Museum of Vancouver – How to make room in Vancouver for those who need it most

The GHETTO exhibition, now showing at the Museum of Vancouver (MOV) until November 12, is “a theoretical rezoning project that proposes the development of housing for refugees through the transfer of wealth created by the sale of timeshare condominiums to American tourists.” The GHETTO concept is about innovative methods to accommodate new, rapidly growing urban populations by proposing potential solutions to numerous metropolises facing housing crises of different types.

Vancouver-based architectural studio Henriquez Partners Architects of Vancouver in collaboration with the United Nations High Commissioner for Refugees originally exhibited GHETTO at the European Cultural Centre’s 2021 Venice Architecture Biennale in Venice. With tens of millions of refugees on the move worldwide displaced by the tragedies of war or disaster, the current exhibit brings the resulting conversations of housing and displacement to Vancouver.

What could this project mean for Vancouver?

Mauro Vescera, the CEO of the MOV says that GHETTO is the perfect fit for the museum: not only does it complement current exhibitions discussing design and community, but it has “its local manifestation here in our community [of Vancouver].”

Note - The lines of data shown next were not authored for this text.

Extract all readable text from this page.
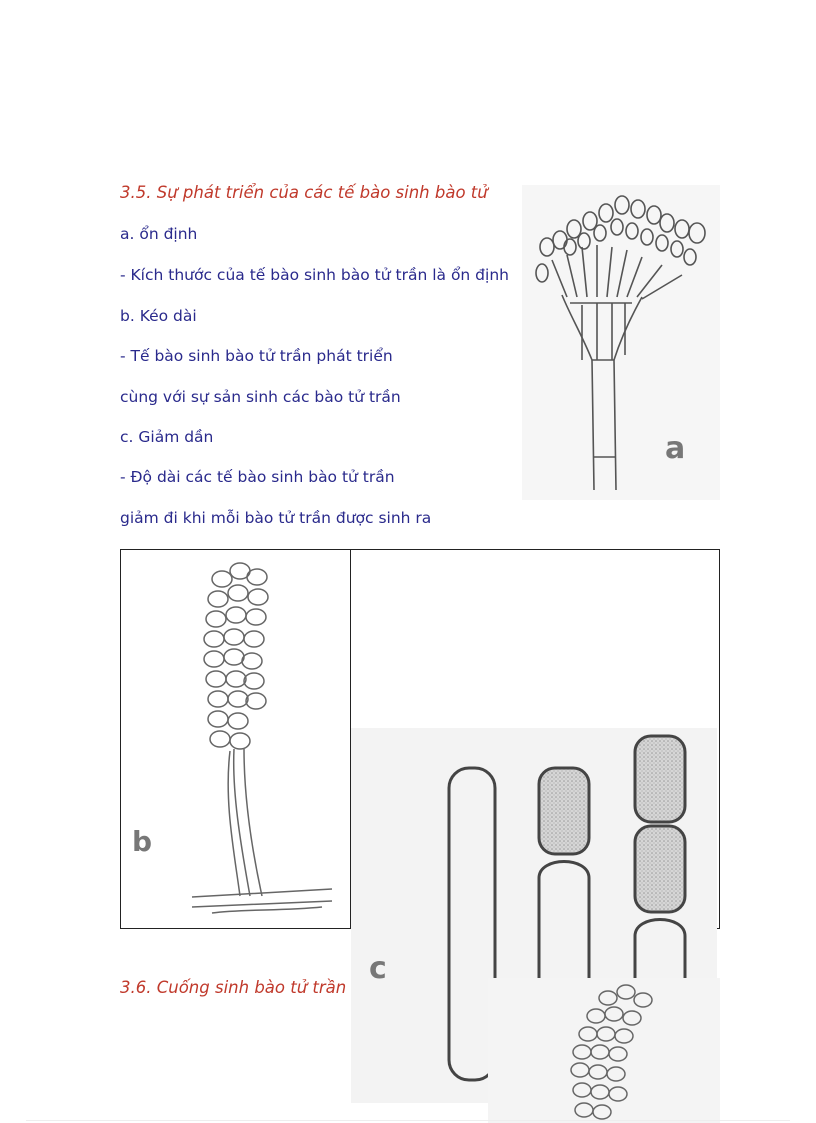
3.5. Sự phát triển của các tế bào sinh bào tử
a. ổn định
- Kích thước của tế bào sinh bào tử trần là ổn định
b. Kéo dài
- Tế bào sinh bào tử trần phát triển
cùng với sự sản sinh các bào tử trần
c. Giảm dần
- Độ dài các tế bào sinh bào tử trần
giảm đi khi mỗi bào tử trần được sinh ra
a
b
c
3.6. Cuống sinh bào tử trần
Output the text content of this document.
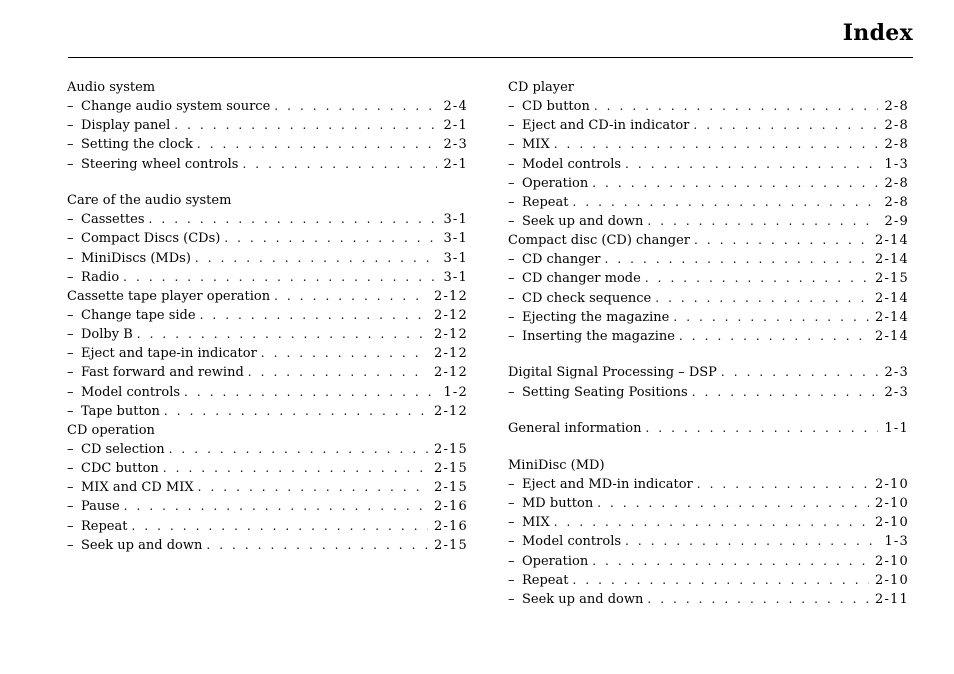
Index
Audio system
– Change audio system source . . .	2-4
– Display panel . . .	2-1
– Setting the clock . . .	2-3
– Steering wheel controls . . .	2-1
Care of the audio system
– Cassettes . . .	3-1
– Compact Discs (CDs) . . .	3-1
– MiniDiscs (MDs) . . .	3-1
– Radio . . .	3-1
Cassette tape player operation . . .	2-12
– Change tape side . . .	2-12
– Dolby B . . .	2-12
– Eject and tape-in indicator . . .	2-12
– Fast forward and rewind . . .	2-12
– Model controls . . .	1-2
– Tape button . . .	2-12
CD operation
– CD selection . . .	2-15
– CDC button . . .	2-15
– MIX and CD MIX . . .	2-15
– Pause . . .	2-16
– Repeat . . .	2-16
– Seek up and down . . .	2-15
CD player
– CD button . . .	2-8
– Eject and CD-in indicator . . .	2-8
– MIX . . .	2-8
– Model controls . . .	1-3
– Operation . . .	2-8
– Repeat . . .	2-8
– Seek up and down . . .	2-9
Compact disc (CD) changer . . .	2-14
– CD changer . . .	2-14
– CD changer mode . . .	2-15
– CD check sequence . . .	2-14
– Ejecting the magazine . . .	2-14
– Inserting the magazine . . .	2-14
Digital Signal Processing – DSP . . .	2-3
– Setting Seating Positions . . .	2-3
General information . . .	1-1
MiniDisc (MD)
– Eject and MD-in indicator . . .	2-10
– MD button . . .	2-10
– MIX . . .	2-10
– Model controls . . .	1-3
– Operation . . .	2-10
– Repeat . . .	2-10
– Seek up and down . . .	2-11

The new GHETTO exhibit at the Museum of Vancouver shows how we can create space for refugees. | Photo courtesy of Henriquez Partners Architects

According to the exhibit website, Vancouver is a city with similar challenges to Venice, including “housing unaffordability, economic dependence on tourism, an influx of immigrants and the displacement of residents.”

To overcome the issues that face the project, such as inherent segregation in city-planning, GHETTO aims to promote as four “intentions”: inclusivity, advocacy, belonging and facilitation. As with any urban development within a city, the public is consulted and provided with opportunity to engage, which is where the Museum of Vancouver comes in.

The MOV’s role, says Vescera, is to provide a gathering space that provides a platform that “fosters connection, learning, and new experiences of Vancouver’s diverse communities and histories.” Vescera highlights the opportunity for two-way communication and conversation-building between the developer and the public with the museum as the platform.

“This mission lays the foundation for a more socially connected and participatory organization with exhibitions, and programming that emphasize MOV’s four thematic pillars: reconciliation through redress and decolonization; immigration and diversity; sustainability and environment, and contemporary urban issues,” says Vescera.

Sparking meaningful dialogue

Henriquez Partners proposes a development housing about 1000 displaced refugees in multiple locations throughout the city. The firm “aspires to spark a meaningful dialogue about the issues affecting all cities and our collective obligation to create inclusive and engaged communities where all are welcome and belong.

At first glance, the architectural project may appear to be a modernized take on refugee housing, but there’s much more to it than meets the eye. It lays the groundwork for a novel economic model that proposes a new way of seeing shared space.

As Henriquez Partners’ manifesto explains, the project would be funded through a condominium vacation home timeshare model, a sort of sharing of ownership rights and wealth. This would “leverage the power of the development community to provide social benefit to [those] who have less.”

The project would go by a 100 percent non-profit model, meaning that all the sales revenue of the condominium units would fund the refugee units. Mixed-use developments in Vancouver have been a running theme for Henriquez Partners, and GHETTO would be no different, providing compact housing for hundreds of refugees, complete with amenities such as banks, cafes, grocery stores, and even childcare spaces, which are desperately needed in Vancouver.

As Vancouver and the surrounding region is suffering from a serious housing supply shortage resulting in soaring costs, building more refugee housing and hotels can also ease pressure off local units, by reducing the need for short-term rentals and Airbnbs.